I'm so sorry OP. I went through a similar thing we my Dad, a strong, vigorous and intelligent man who had his life stolen by a blood cancer. The loss of dignity was so very hard. You are with your Dad and caring for him out of deep love. You have done nothing wrong. Everything you do is important and meaningful to him. I am sure you are a huge comfort.

My Dad was responding to us by raising and lowering his eyebrows until almost 4 hours before he passed. My siblings and I sang to him, songs we had sung as a family around the campfire. They just came to us. We could see they were a comfort.

I am thinking about you and your wonderful Father.

izzypink · 12/09/2019 22:07

OP I am so sorry you find yourself and your lovely Dad in this position. Be reassured that it is a privilege to look after the sick, and that you love him enough to do this for him.

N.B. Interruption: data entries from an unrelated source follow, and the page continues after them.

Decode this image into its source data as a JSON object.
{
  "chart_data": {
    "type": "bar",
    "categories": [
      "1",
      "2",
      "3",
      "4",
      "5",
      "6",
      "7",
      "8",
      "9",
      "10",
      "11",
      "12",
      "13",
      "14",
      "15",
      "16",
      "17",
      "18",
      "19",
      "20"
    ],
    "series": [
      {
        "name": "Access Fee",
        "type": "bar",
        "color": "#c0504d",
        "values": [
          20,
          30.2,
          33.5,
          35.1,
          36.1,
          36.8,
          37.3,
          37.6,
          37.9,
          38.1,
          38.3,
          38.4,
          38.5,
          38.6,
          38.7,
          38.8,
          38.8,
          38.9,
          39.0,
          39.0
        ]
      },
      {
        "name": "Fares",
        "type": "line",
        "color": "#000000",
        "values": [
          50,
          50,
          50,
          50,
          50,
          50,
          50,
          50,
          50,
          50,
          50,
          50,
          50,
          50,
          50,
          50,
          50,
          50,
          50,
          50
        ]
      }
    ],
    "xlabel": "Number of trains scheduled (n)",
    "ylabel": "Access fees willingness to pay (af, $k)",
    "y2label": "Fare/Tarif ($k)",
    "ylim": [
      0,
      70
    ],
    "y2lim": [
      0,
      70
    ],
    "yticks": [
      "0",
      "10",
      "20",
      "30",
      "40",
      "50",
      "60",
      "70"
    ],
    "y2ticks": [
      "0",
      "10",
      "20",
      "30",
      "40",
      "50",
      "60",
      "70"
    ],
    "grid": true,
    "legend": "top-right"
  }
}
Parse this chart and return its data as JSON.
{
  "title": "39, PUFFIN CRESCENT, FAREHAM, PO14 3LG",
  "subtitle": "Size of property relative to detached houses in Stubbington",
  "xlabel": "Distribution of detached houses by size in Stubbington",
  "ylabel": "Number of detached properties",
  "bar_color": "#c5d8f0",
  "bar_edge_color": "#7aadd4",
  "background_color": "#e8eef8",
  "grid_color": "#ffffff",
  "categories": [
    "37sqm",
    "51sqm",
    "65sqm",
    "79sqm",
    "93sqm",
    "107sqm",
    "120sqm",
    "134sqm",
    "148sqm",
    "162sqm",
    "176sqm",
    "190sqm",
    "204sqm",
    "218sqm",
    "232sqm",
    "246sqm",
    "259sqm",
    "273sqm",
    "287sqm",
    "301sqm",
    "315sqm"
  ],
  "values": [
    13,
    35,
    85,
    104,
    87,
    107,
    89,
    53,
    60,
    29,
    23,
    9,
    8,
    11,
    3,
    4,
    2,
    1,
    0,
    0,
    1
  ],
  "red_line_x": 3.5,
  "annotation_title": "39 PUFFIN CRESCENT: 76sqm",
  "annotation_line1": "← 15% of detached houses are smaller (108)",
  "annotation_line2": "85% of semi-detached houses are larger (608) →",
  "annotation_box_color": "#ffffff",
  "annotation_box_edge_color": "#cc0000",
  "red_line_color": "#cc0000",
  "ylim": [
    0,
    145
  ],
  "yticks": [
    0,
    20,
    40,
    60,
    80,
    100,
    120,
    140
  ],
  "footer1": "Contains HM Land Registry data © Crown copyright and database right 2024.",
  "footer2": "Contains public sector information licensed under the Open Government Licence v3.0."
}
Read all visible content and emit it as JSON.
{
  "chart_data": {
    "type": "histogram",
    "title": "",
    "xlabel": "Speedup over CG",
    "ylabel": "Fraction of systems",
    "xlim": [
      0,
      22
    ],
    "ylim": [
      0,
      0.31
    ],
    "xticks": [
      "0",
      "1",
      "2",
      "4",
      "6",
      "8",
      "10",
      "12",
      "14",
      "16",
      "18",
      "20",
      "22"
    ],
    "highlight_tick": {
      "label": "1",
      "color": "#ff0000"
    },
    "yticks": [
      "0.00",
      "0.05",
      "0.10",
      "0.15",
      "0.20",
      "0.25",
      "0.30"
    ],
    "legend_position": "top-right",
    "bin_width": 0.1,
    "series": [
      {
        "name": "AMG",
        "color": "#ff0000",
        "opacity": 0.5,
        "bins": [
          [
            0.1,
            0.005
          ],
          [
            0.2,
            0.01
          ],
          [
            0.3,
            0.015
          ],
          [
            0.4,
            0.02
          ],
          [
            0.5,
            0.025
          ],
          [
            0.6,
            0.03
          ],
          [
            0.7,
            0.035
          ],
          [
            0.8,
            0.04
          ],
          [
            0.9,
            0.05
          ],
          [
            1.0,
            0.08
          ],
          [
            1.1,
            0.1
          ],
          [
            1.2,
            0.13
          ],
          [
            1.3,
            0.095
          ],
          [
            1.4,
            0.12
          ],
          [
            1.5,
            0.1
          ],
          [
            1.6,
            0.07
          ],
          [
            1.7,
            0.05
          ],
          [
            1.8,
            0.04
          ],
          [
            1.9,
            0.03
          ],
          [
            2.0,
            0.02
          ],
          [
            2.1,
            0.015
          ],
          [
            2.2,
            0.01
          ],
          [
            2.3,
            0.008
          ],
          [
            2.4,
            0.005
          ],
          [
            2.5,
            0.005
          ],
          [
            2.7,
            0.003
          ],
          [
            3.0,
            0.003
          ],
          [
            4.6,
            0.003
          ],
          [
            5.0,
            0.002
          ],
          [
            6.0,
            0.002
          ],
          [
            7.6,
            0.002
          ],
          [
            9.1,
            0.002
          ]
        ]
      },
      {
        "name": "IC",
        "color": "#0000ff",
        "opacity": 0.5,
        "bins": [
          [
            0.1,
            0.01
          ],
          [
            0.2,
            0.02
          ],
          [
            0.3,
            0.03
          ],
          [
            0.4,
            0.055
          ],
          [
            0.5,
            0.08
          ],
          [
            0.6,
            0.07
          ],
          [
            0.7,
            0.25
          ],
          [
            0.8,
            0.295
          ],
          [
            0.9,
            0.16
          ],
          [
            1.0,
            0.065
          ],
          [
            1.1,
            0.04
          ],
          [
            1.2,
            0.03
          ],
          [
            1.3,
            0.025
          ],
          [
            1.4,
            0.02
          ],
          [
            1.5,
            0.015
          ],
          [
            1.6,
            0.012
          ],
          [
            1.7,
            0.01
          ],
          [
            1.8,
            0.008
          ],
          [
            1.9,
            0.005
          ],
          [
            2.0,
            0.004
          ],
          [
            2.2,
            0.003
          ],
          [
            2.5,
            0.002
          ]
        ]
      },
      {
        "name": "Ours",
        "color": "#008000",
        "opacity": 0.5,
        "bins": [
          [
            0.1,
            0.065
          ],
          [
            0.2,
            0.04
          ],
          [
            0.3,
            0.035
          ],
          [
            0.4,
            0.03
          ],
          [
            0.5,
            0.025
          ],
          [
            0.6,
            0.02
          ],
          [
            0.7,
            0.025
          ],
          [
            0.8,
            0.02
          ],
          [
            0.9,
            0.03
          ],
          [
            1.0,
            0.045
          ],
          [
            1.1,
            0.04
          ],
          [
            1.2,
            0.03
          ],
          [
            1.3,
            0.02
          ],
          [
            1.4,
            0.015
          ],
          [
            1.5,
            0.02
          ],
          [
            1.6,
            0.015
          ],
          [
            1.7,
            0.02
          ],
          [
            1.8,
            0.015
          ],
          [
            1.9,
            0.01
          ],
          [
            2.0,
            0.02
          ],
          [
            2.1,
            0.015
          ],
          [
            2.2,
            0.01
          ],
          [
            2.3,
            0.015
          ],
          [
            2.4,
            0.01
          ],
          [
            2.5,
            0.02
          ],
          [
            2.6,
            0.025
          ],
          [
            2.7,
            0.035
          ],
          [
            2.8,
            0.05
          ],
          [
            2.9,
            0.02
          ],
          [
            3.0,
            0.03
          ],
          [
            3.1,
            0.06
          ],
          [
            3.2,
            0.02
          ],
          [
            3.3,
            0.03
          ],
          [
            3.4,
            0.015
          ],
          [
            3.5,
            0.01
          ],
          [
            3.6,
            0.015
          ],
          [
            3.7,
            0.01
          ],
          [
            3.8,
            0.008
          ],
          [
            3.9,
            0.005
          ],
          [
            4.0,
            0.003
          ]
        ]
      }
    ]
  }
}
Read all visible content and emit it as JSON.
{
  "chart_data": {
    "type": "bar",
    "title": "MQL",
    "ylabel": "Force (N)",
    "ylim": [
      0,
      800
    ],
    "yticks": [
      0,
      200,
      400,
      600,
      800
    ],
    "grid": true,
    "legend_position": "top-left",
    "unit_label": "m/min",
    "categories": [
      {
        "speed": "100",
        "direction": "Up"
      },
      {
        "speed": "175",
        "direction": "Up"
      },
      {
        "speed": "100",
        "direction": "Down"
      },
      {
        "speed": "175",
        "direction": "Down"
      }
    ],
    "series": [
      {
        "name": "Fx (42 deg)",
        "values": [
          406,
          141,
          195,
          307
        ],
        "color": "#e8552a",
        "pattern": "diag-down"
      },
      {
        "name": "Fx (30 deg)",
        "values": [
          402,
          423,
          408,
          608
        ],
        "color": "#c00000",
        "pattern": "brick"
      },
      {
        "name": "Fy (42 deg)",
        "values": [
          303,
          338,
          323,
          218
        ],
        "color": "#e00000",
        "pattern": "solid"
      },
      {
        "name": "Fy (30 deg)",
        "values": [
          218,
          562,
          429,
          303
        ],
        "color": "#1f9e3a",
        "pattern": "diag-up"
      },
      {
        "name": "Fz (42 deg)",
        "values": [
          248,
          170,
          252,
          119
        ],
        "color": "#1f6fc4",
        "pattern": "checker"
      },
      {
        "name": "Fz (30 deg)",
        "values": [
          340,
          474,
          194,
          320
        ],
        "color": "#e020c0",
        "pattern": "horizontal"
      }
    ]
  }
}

That said, you could ask the palliative team or carers for a conveen catheter, which would save you and your dad the embarrassment.

TitsalinaBumSquash · 12/09/2019 22:08

You're doing your best and you love him, in his 'normal' (sorry I hate that word) I'm sure he'd understand and welcome that. His body isn't allowing him to be himself at the moment.
Can you talk to him about some times you've shared together? Or just be there, quietly so he's not alone.
I care for the elderly in their last moments, it's never easy.
Look after yourself and try not to beat yourself up. I'll be thinking of you and your family. I hope yours Dad's time is peaceful.

Windygate · 12/09/2019 22:42

Just offering a handhold and a virtual hug. Went through similar last year during DF's last few days. It's tough and there is no right or wrong, you are doing your very best and that's okay. Ask for all the help and medication your DF needs to be pain and anxiety free.